After my the Next Level workshop with Stacy Parson and Susan Cooney and Epic Office Hour with Erica Minnihan I had another realization: It's time to pivot. When I say pivot, I mean it's time to refine my vision, message, and goals for this site.
I started this blog with an idea of what I wanted to say about start ups. I thought a good general story of the team, product, and funding was a great path to travel. That choice brought me this far to Celebrate 2015. It has captured the attention of several people who have told me they appreciate my approach and passion. Several founders have expressed their joy over someone taking the time to tel their story correctly.
The Value of Self Awareness
After the Next Level workshop, I realized how much I understand about myself. I know what I'm good at, and I know where I can get better. I also know what kind of visual I give off. I have a firm understanding of what I look like and sound like. Working as a referee and umpire for 15 years has taught me all about perception.
My passion for the "why" has led me to believe my best path at this juncture is to focus on product, market, and fit when I tell my start up stories. In reality, it's about where I'm at in my evolution as a start up writer.
Right now I am building the right user base. I have a product and some unique value to offer the market. Now I just need to build an audience and find a way to deliver consistent results like many other start up companies.
The Value of Being Shamed
After my Epic Office Hour with Erica, I found myself fully unprepared to speak with someone of her caliber. I thought I had a grasp on vocabulary and a few basic ideas. I thought I had smart questions ready to ask.
And then I opened my mouth.
I thought I could skip over the market validation step all start ups need to fight through. I thought I could jump straight to funding and get into that world by just saying a few fancy words and dressing nice. Erica was very nice and professional. I could see in her responses to my questions exactly how much I wasn't ready to sit next to her. I have the video. I will put it on the site when I upgrade. I'm not afraid of looking bad if someone can learn from it.

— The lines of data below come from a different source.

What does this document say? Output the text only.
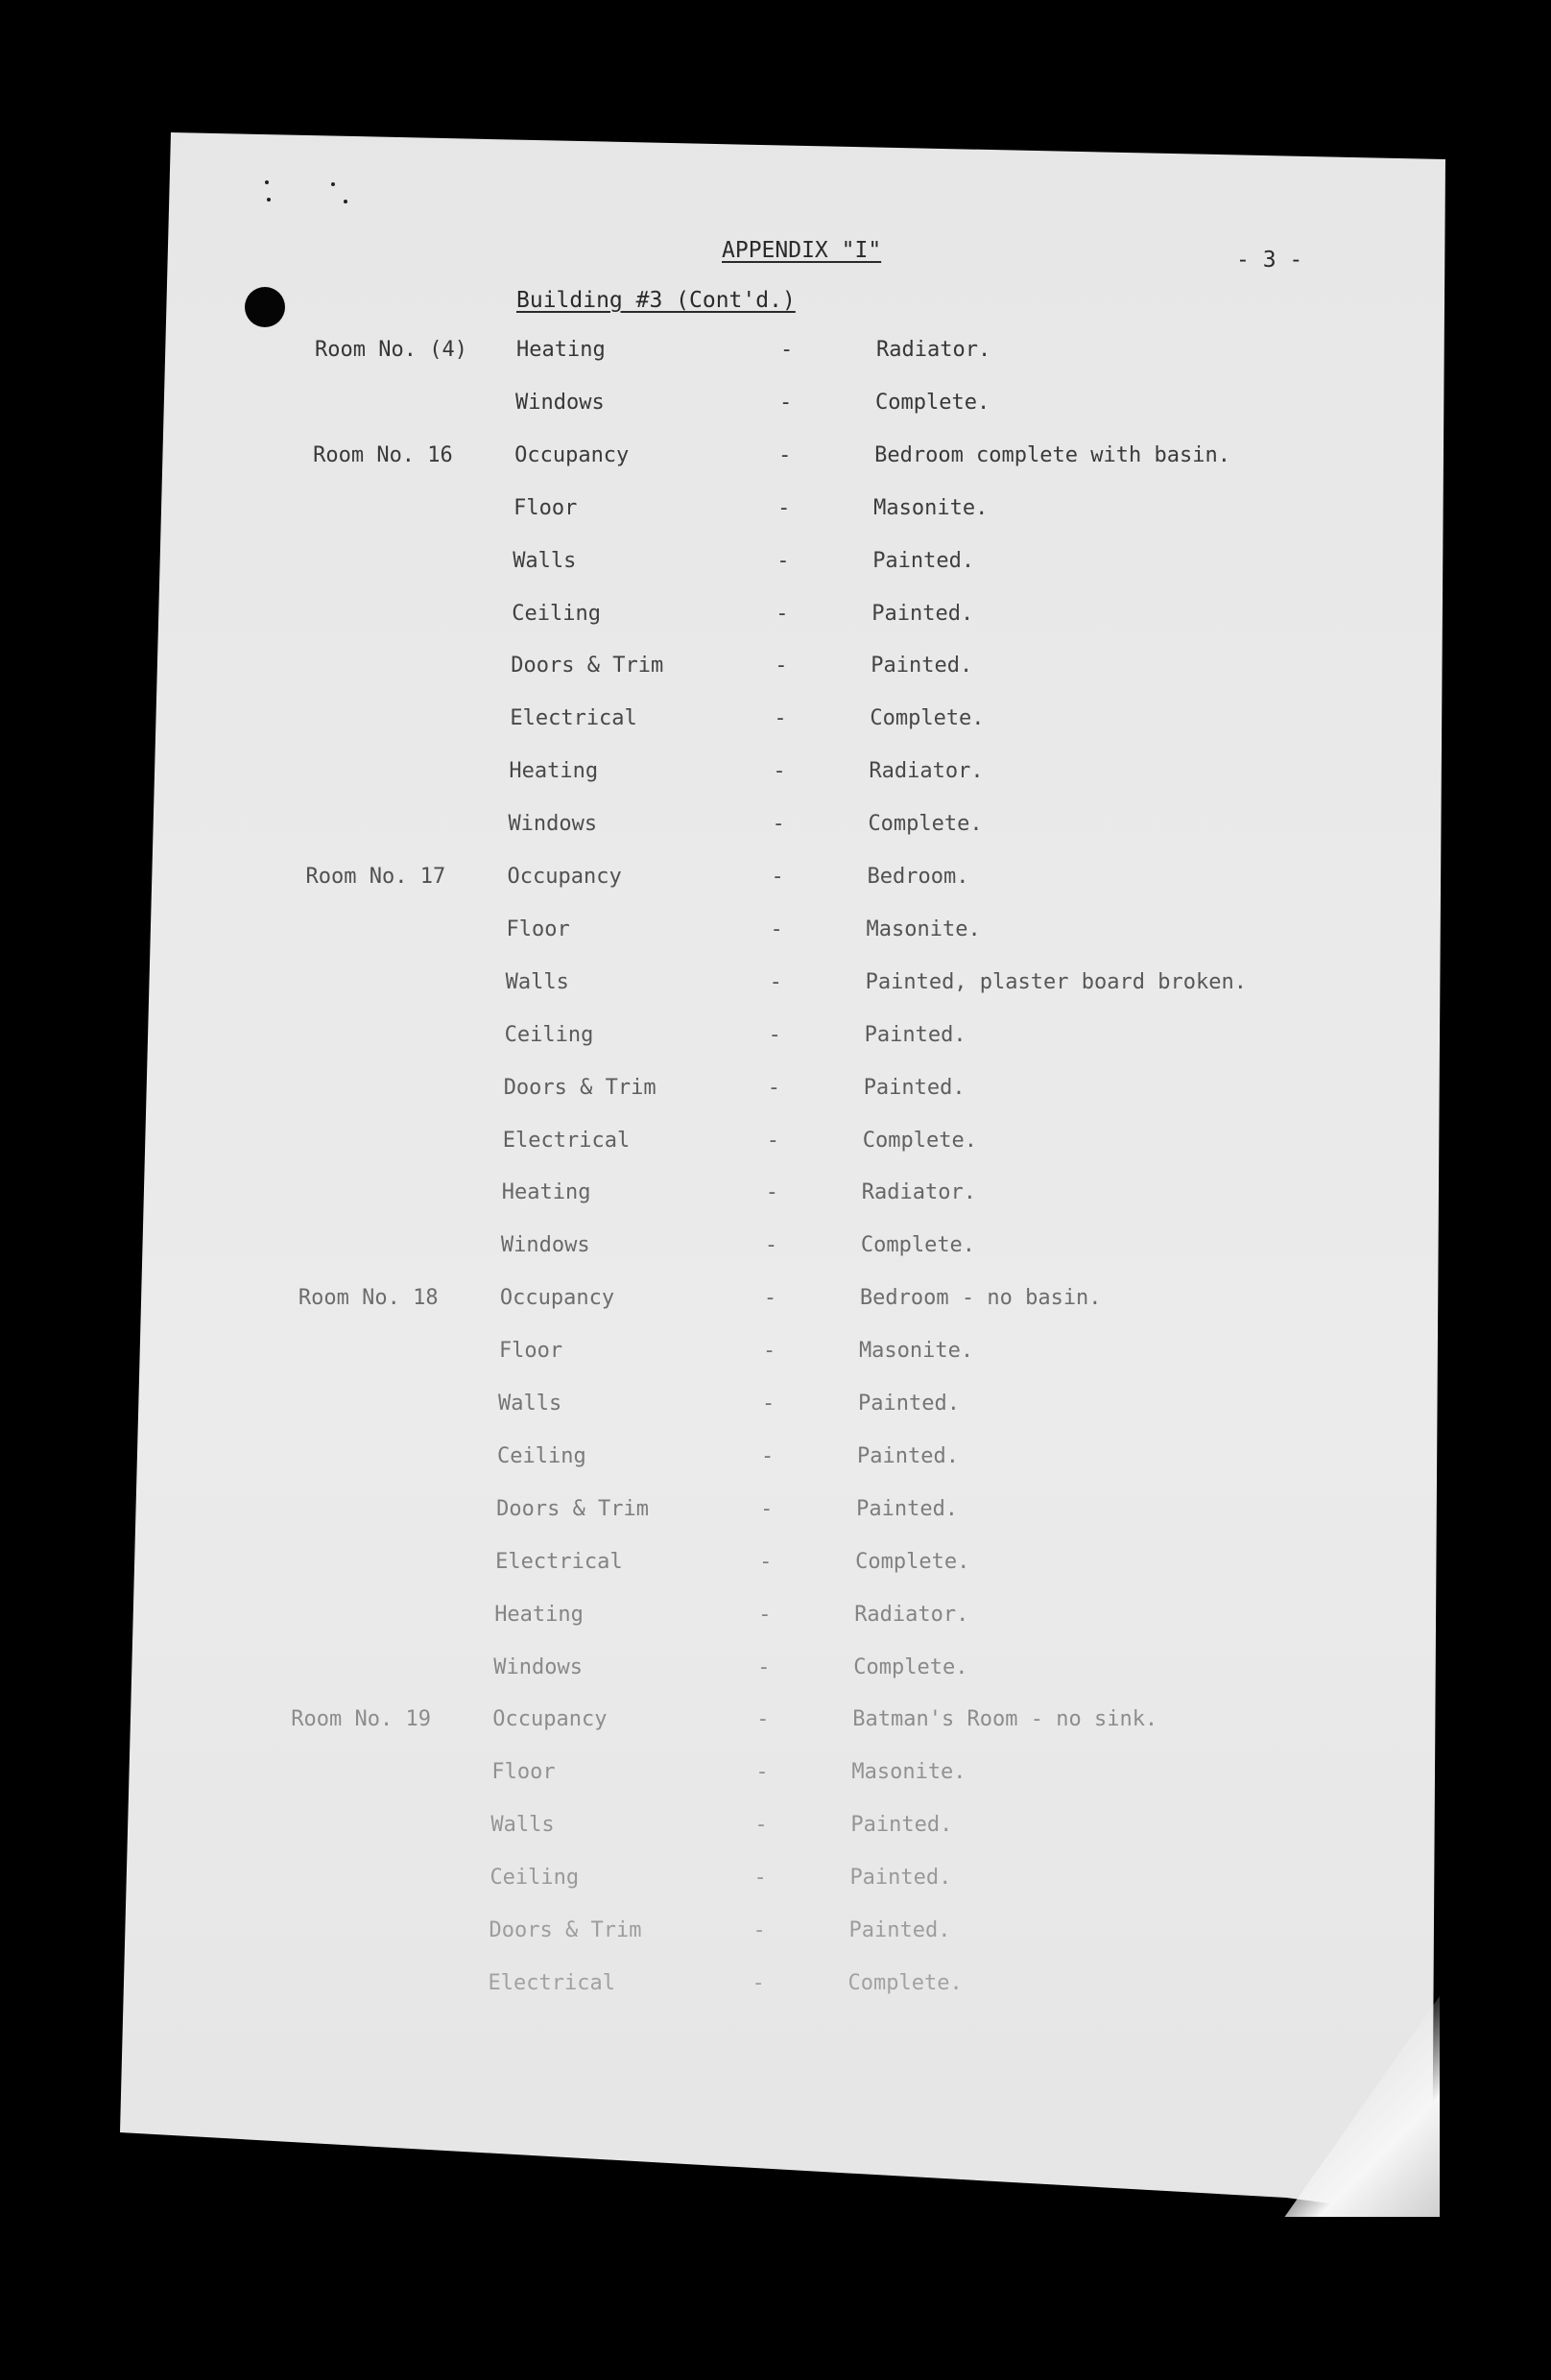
APPENDIX "I"	- 3 -
Building #3 (Cont'd.)
Room No. (4) Heating	-	Radiator.
Windows	-	Complete.
Room No. 16	Occupancy	-	Bedroom complete with basin.
Floor	-	Masonite.
Walls	-	Painted.
Ceiling	-	Painted.
Doors & Trim	-	Painted.
Electrical	-	Complete.
Heating	-	Radiator.
Windows	-	Complete.
Room No. 17	Occupancy	-	Bedroom.
Floor	-	Masonite.
Walls	-	Painted, plaster board broken.
Ceiling	-	Painted.
Doors & Trim	-	Painted.
Electrical	-	Complete.
Heating	-	Radiator.
Windows	-	Complete.
Room No. 18	Occupancy	-	Bedroom - no basin.
Floor	-	Masonite.
Walls	-	Painted.
Ceiling	-	Painted.
Doors & Trim	-	Painted.
Electrical	-	Complete.
Heating	-	Radiator.
Windows	-	Complete.
Room No. 19	Occupancy	-	Batman's Room - no sink.
Floor	-	Masonite.
Walls	-	Painted.
Ceiling	-	Painted.
Doors & Trim	-	Painted.
Electrical	-	Complete.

The Value of Being Resilient
No one gains anything by me just laying here and begging for sympathy. No one follows people who are victims. My value lies in being strong and cataloging my story here so you can learn. Instead of trying to get into a market where my current product doesn't fit, I'm now working to fit into the market in which I know I can thrive.
That's what makes a start up successful. Mistakes happen and choices don't work out. Staying faithful to the vision and embracing the grind will pay off in the end. I have great support and plenty of people rooting for me. There are plenty of changes coming. Creating value for you and connecting with the start up community at large takes time. I don't plan on giving up anytime soon.
The Value of Moving Forward
As I move into day three, I plan on focusing on smaller groups and mentor sessions. I'm finding the best content and knowledge are found there. I recorded a pitch coaching workshop today. It was full of great information from Kathleen Hale. She is a founder twice over and a trial lawyer. If anyone knows anything about the technique of speaking it's her.